Xi Jinping announced on Monday that China plans to build “new-type media groups that are strong, influential, and credible.” Xi also stressed that these media groups would combine traditional media with new media forms, including social media. The planned reform for China’s media was one of several issues (including reforms to China’s state-owned enterprises) discussed at Monday’s meeting of the central leading group for reform.
China Daily had more details on the proposed media reform in an article that described Xi’s idea “as opening [a] new chapter for the industry.” Xi envisions the new mainstream media groups as “encompassing multiple communication platforms.” According to Xi, traditional news outlets and organizations relying on new media “should complement each other in terms of content, channels, platforms, operations and management.” As one Beijing journalist told China Daily, the new reforms are aimed at blending the best aspects of traditional and new media: the credibility of traditional print media with the timeliness and accessibility of Internet-driven news.
Since Xi took office, China has been trying to increase the credibility of its official news outlets, such as the Xinhua news agency, even while stepping up control of non-traditional “citizen journalism” on the Internet. Crackdowns on online rumors and requirements for real-name registration to use microblogs and instant messaging apps are designed to increase government control over what becomes “news” on social media outlets.
At the same time, however, China has shifted tactics with its state-owned media outlets. Instead of imposing news black-outs on potentially embarrassing stories (as China attempted to do with the 2011 Wenzhou train crash), Xinhua and other state-owned outlets now often break news via their own social media accounts. In a recent example, People’s Daily’s official Twitter account tweeted out a picture of a bloodied man, with the caption “An old man got seriously beaten by urban magt officers Mon in Xuzhou City, Jiangsu, after he questioned their act.” Pictures of chengguan brutality often circulate on China’s social media and face deletion from censors; today, People’s Daily itself carried the image. Instead of covering up stories, China’s government seems to have adopted the strategy of getting out in front of and “spinning” news — a skill that Western politicians have been honing for decades.

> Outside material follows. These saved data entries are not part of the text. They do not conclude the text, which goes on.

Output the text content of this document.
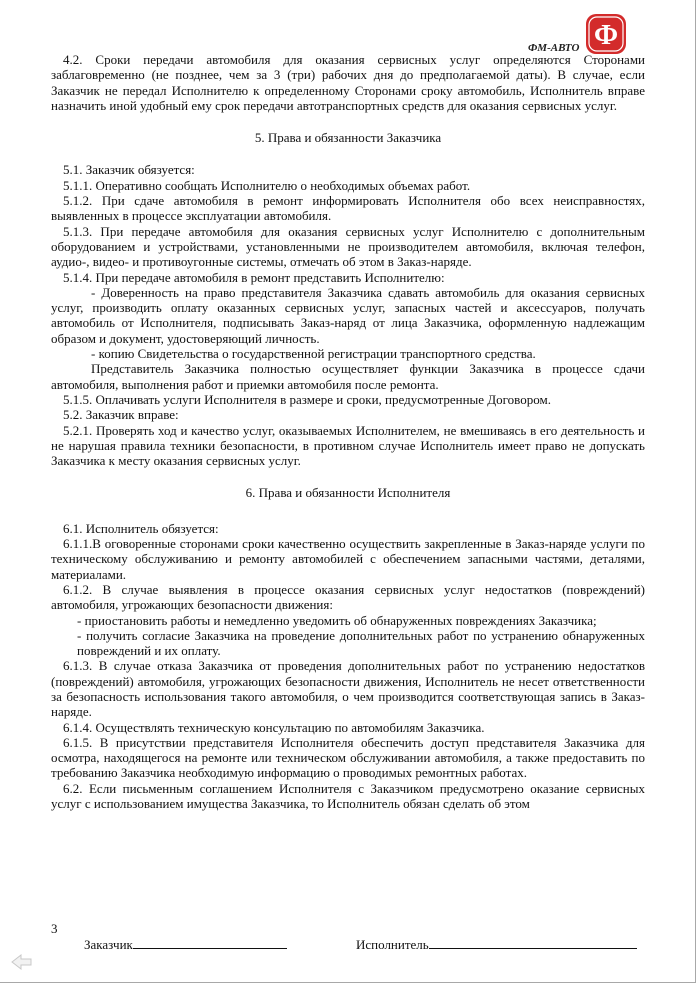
Ф
ФМ-АВТО

4.2. Сроки передачи автомобиля для оказания сервисных услуг определяются Сторонами заблаговременно (не позднее, чем за 3 (три) рабочих дня до предполагаемой даты). В случае, если Заказчик не передал Исполнителю к определенному Сторонами сроку автомобиль, Исполнитель вправе назначить иной удобный ему срок передачи автотранспортных средств для оказания сервисных услуг.

5. Права и обязанности Заказчика

5.1. Заказчик обязуется:

5.1.1. Оперативно сообщать Исполнителю о необходимых объемах работ.

5.1.2. При сдаче автомобиля в ремонт информировать Исполнителя обо всех неисправностях, выявленных в процессе эксплуатации автомобиля.

5.1.3. При передаче автомобиля для оказания сервисных услуг Исполнителю с дополнительным оборудованием и устройствами, установленными не производителем автомобиля, включая телефон, аудио-, видео- и противоугонные системы, отмечать об этом в Заказ-наряде.

5.1.4. При передаче автомобиля в ремонт представить Исполнителю:

- Доверенность на право представителя Заказчика сдавать автомобиль для оказания сервисных услуг, производить оплату оказанных сервисных услуг, запасных частей и аксессуаров, получать автомобиль от Исполнителя, подписывать Заказ-наряд от лица Заказчика, оформленную надлежащим образом и документ, удостоверяющий личность.

- копию Свидетельства о государственной регистрации транспортного средства.

Представитель Заказчика полностью осуществляет функции Заказчика в процессе сдачи автомобиля, выполнения работ и приемки автомобиля после ремонта.

5.1.5. Оплачивать услуги Исполнителя в размере и сроки, предусмотренные Договором.

5.2. Заказчик вправе:

5.2.1. Проверять ход и качество услуг, оказываемых Исполнителем, не вмешиваясь в его деятельность и не нарушая правила техники безопасности, в противном случае Исполнитель имеет право не допускать Заказчика к месту оказания сервисных услуг.

6. Права и обязанности Исполнителя

6.1. Исполнитель обязуется:

6.1.1.В оговоренные сторонами сроки качественно осуществить закрепленные в Заказ-наряде услуги по техническому обслуживанию и ремонту автомобилей с обеспечением запасными частями, деталями, материалами.

6.1.2. В случае выявления в процессе оказания сервисных услуг недостатков (повреждений) автомобиля, угрожающих безопасности движения:

- приостановить работы и немедленно уведомить об обнаруженных повреждениях Заказчика;

- получить согласие Заказчика на проведение дополнительных работ по устранению обнаруженных повреждений и их оплату.

6.1.3. В случае отказа Заказчика от проведения дополнительных работ по устранению недостатков (повреждений) автомобиля, угрожающих безопасности движения, Исполнитель не несет ответственности за безопасность использования такого автомобиля, о чем производится соответствующая запись в Заказ-наряде.

6.1.4. Осуществлять техническую консультацию по автомобилям Заказчика.

6.1.5. В присутствии представителя Исполнителя обеспечить доступ представителя Заказчика для осмотра, находящегося на ремонте или техническом обслуживании автомобиля, а также предоставить по требованию Заказчика необходимую информацию о проводимых ремонтных работах.

6.2. Если письменным соглашением Исполнителя с Заказчиком предусмотрено оказание сервисных услуг с использованием имущества Заказчика, то Исполнитель обязан сделать об этом

3
Заказчик	Исполнитель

Xi’s announcement reflects a growing concern at elite levels that Party messaging still needs further tweaking. Song Jiangwu, the dean of the journalism school at China University of Politics and Law, told Financial Times that Xi’s comments “are a sign that senior officials in the Communist party are concerned … about the influence of traditional media forms and their ability to communicate.” Indeed, for the Party, media messaging is serious business. Xi’s anti-corruption campaign is motivated at least in part by a perceived need to shore up the Party’s reputation among the Chinese people.
To do this, China’s state-controlled media outlets will need to ensure their credibility. If China can succeed in making Xinhua, People’s Daily and the rest trusted brands, it might also help solve the problem of “online rumors.” Sources from Tea Leaf Nation to Chinese blogger Yang Hengjun have noted that a lack of trust in Chinese state-run media is driving the circulation of unverified rumors online.
However, when Xi speaks of building an “influential” Chinese media, he is likely focused not at home but abroad. Chinese officials (and official media) often complain bitterly about unfair and biased reporting about China in foreign news outlets. Unfortunately for the Chinese government, foreign (and mostly Western) news media has become an international force. To combat this, China has made a concerted effort to balance out “biased” reporting with its own state-controlled international publications.
The English-language China Daily, created especially for foreign audiences, is the most obvious example. The paper, which also calls itself the “window to China,” circulates in the U.S., Canada, Europe, and Africa. In addition, China Daily produces a monthly “China Watch” section that is included as paid supplement in the Washington Post, New York Times, Wall Street Journal, International Herald Tribune, and The Daily Telegraph. The paper makes no pretense about its goals: according to its website, China Daily’s mission is “helping the world know more about China and the country’s integration with the international community.” It provides foreign readers with China’s officially-sanctioned viewpoint on both domestic and international affairs.
Projects like China Daily and (presumably) Xi’s new media groups are seen by an important foreign policy initiative. Increasing the perceived credibility and influence of Chinese media is a necessary step toward improving China’s international image, which is turn is a crucial part of boosting Chinese soft power. It’s questionable whether China can succeed in its quest without loosening tight government restrictions on reporting — China was ranked 175th out of 180 countries in Reporters Without Borders’ 2014 World Press Freedom Index. But Xi seems determined to try nonetheless.